1. Deciding between old and new healthcare coverage

Open enrollment is the time of year when your employees are able to choose a new healthcare plan that covers their medical needs and, if the employer will pay for it, those of their family. Unfortunately, the easiest option is to not make any changes at all, and simply proceed with the same plan from last year. For many employees, this could mean overpaying or paying for coverage they don’t need. Your workers will then stress their budgets and leave themselves vulnerable in the event they need care for which they don’t have coverage.

The best way to conquer this hurdle is to ensure your employees are aware of their options and their responsibility to choose a plan. If you don’t provide this benefit, encourage your employees to compare new plan options to their current coverage by sending them to Healthcare.gov. That way, they can get started with the right resources and see if there’s a better plan option for them.

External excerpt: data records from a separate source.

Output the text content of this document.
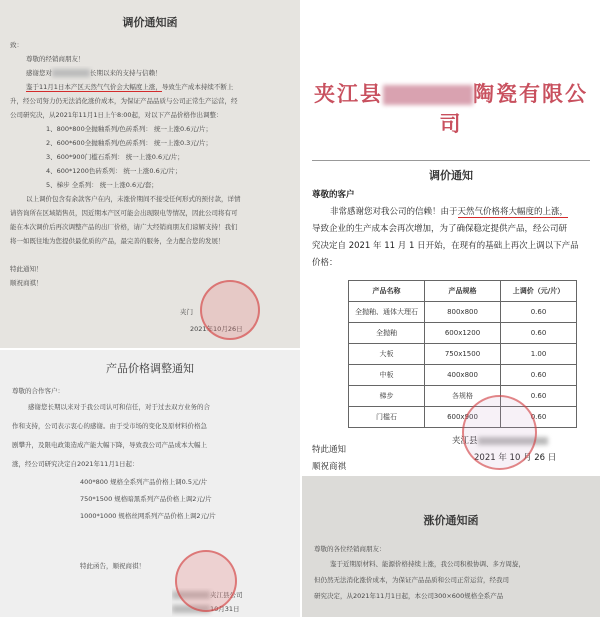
调价通知函
致：
尊敬的经销商朋友！
感谢您对	长期以来的支持与信赖！
鉴于11月1日本产区天然气气价会大幅度上涨，导致生产成本持续不断上
升，经公司努力仍无法消化涨价成本，为保证产品品质与公司正常生产运营，经
公司研究决，从2021年11月1日上午8:00起，对以下产品价格作出调整：
1、800*800全抛釉系列/色砖系列： 统一上涨0.6元/片；
2、600*600全抛釉系列/色砖系列： 统一上涨0.3元/片；
3、600*900门槛石系列： 统一上涨0.6元/片；
4、600*1200色砖系列： 统一上涨0.6元/片；
5、梯步 全系列： 统一上涨0.6元/套；
以上调价包含有余款客户在内，未涨价期间不接受任何形式的预付款，详情
请咨询所在区域销售员，因近期本产区可能会出现限电等情况，因此公司将有可
能在本次调价后再次调整产品的出厂价格，请广大经销商朋友们谅解支持！我们
将一如既往地为您提供最优质的产品，最完善的服务，全力配合您的发展！
特此通知！
顺祝商祺！
夹门
2021年10月26日
夹江县	陶瓷有限公司
调价通知
尊敬的客户
非常感谢您对我公司的信赖！由于天然气价格将大幅度的上涨，
导致企业的生产成本会再次增加，为了确保稳定提供产品，经公司研
究决定自 2021 年 11 月 1 日开始，在现有的基础上再次上调以下产品
价格：
产品名称	产品规格	上调价（元/片）
全抛釉、通体大理石	800x800	0.60
全抛釉	600x1200	0.60
大板	750x1500	1.00
中板	400x800	0.60
梯步	各规格	0.60
门槛石	600x900	0.60
特此通知
顺祝商祺
夹江县
2021 年 10 月 26 日
产品价格调整通知
尊敬的合作客户：
感谢您长期以来对于我公司认可和信任，对于过去双方业务的合
作和支持，公司表示衷心的感谢。由于受市场的变化及原材料价格急
剧攀升，及限电政策造成产能大幅下降，导致我公司产品成本大幅上
涨，经公司研究决定自2021年11月1日起：
400*800 规格全系列产品价格上调0.5元/片
750*1500 规格暗黑系列产品价格上调2元/片
1000*1000 规格丝网系列产品价格上调2元/片
特此函告，顺祝商祺！
夹江县公司
10月31日
涨价通知函
尊敬的各位经销商朋友：
鉴于近期原材料、能源价格持续上涨，我公司积极协调、多方周旋，
但仍然无法消化涨价成本，为保证产品品质和公司正常运营，经我司
研究决定，从2021年11月1日起，本公司300×600规格全系产品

2. Figuring out what’s affordable and adequate

Once your workers know where to start, they’ll need to find the best coverage for their health needs. This should start with them reviewing their prior plan, seeing which coverage they still need and determining if there’s any coverage they no longer want or something new they need. Health Insurance Marketplace plans all cover things like pre-existing conditions and preventive care, so your workers don’t need to concern themselves with missing out on these offerings.

Your employees do need to worry about whether they can afford the coverage they want. Often – unless there’s an ongoing medical issue for which an employee needs specific coverage or they require a plan for their dependents or they want to keep the same doctors or providers – the most common issue is choosing between plans with higher deductibles or higher premiums.

A higher deductible means their budget is less stressed now, but costs may have to be covered out of pocket when they receive care, whereas a higher premium adds to their monthly bill now but often means lower out-of-pocket costs for future care. Finding the right balance can help lower their level of financial stress.

3. Understanding the deadlines and penalties

In addition to understanding their coverage, your employees must be aware of the deadlines for choosing a plan and the penalty for going without.

The current enrollment season runs from November 1, 2016 through January 31, 2017, though employees must choose a plan by December 15th in order for it to be effective starting January 1.

Your workers must meet these deadlines or they’ll risk having to pay a penalty of at least $695 on their federal tax returns for not having healthcare coverage. That fee could be even higher as it can also be calculated as a percentage of their income (2.5 percent in 2016).

This is a substantial bill, especially when you consider how little most Americans save. If you want your workers to avoid this additional financial stressor, take the time now to help them find the right health care coverage.